I am incredibly thankful for the support of my family, my boyfriend, and friends throughout this part of my life and its entirety. I am grateful for every single person who has chosen to stay a part of my life as it has evolved. I only hope that as the years pass we continue to learn and grow through the life’s challenges together and become our best selves. I know that my journey will be full of ups and downs, but I also know that yours will be too.
Today, I am stronger. I carry around bags of medications and supplements everywhere I go. I am on 34 different medications and supplements, seeing 4 main doctors, 12 other health care practitioners, and have had 18 anaphylactic episodes in the last year and a half. I travel regularly to appointments in Calgary and Edmonton for care I couldn’t find in BC. I am on wait lists (1-2years) for both a Lyme Disease Specialist in Calgary and the Women’s Complex Chronic Disease Clinic in Vancouver. I get tired easily and am almost always in pain, some days more than others, but I look back and can’t believe the progress I have made not only in my health, but also as a person. Now when I relapse and have to submit to being carried to the bathroom or rushed to ER, I know that is won’t last forever. My immune complications and treatment protocols constantly change and I am just trying to continue to find a balance with medication, diet, exercise, mentality and to live fully when I am well enough to.

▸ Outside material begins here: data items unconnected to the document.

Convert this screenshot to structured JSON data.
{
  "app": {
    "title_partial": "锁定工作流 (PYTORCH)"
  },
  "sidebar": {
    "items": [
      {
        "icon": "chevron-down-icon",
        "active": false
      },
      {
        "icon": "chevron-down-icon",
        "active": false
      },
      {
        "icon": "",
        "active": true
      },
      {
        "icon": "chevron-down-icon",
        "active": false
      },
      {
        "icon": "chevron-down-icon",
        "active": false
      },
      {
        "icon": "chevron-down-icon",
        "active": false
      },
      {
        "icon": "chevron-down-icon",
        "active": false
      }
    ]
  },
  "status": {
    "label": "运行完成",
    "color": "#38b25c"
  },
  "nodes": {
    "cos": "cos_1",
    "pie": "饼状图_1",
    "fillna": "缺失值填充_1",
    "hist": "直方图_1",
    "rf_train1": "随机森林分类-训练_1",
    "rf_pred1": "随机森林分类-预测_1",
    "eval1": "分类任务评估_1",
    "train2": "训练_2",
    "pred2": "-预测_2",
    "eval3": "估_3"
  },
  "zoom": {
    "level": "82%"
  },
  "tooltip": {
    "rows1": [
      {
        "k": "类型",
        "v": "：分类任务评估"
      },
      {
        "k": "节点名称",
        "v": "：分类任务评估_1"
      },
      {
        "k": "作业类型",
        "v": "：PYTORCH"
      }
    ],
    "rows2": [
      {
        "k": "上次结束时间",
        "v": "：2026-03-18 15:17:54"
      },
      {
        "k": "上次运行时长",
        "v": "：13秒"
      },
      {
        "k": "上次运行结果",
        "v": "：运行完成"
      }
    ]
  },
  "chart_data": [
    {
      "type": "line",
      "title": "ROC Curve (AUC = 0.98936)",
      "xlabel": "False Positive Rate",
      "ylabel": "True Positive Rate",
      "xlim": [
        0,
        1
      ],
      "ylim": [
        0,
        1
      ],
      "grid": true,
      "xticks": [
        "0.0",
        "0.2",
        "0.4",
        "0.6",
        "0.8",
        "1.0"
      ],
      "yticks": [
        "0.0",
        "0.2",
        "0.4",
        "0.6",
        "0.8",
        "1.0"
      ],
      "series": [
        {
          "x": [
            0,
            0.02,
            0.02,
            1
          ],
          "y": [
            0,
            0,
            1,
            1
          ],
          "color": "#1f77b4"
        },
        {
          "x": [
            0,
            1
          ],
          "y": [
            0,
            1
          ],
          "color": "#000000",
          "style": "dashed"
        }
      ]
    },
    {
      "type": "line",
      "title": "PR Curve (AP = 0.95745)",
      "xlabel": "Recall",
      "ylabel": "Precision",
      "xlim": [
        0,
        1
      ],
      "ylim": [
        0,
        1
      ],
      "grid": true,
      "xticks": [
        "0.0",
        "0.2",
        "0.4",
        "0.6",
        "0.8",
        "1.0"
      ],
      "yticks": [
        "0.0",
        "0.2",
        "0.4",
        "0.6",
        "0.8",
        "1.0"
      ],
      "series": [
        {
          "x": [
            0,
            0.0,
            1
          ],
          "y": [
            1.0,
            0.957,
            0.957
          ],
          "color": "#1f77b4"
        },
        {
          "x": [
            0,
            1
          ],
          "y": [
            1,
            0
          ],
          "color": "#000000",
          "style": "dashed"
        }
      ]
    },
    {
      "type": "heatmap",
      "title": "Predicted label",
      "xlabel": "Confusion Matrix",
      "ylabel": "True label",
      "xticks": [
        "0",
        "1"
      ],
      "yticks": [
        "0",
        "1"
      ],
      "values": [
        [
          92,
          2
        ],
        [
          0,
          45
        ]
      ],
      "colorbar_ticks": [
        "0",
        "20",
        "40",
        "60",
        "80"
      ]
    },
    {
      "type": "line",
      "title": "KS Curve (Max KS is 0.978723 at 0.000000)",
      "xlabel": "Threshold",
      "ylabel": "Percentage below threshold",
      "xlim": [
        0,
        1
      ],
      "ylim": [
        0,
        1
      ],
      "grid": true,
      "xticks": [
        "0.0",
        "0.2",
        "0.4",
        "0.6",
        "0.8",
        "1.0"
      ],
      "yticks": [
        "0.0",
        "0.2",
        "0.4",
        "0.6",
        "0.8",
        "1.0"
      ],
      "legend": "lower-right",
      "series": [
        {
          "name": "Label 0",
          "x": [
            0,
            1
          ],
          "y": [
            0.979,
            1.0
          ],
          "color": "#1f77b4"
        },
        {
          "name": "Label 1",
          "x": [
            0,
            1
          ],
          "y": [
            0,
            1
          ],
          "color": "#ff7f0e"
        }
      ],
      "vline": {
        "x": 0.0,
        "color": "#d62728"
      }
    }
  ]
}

Thank you for taking the time to read my story and share my journey with you. There is so much we can learn from stories if we open our hearts and minds and I would like to encourage you to do the same. Together we are stronger and wiser and can accomplish so much more. My goal is to regain my health and support others who walk similar paths and to encourage us all to slow down and really enjoy all life has to offer.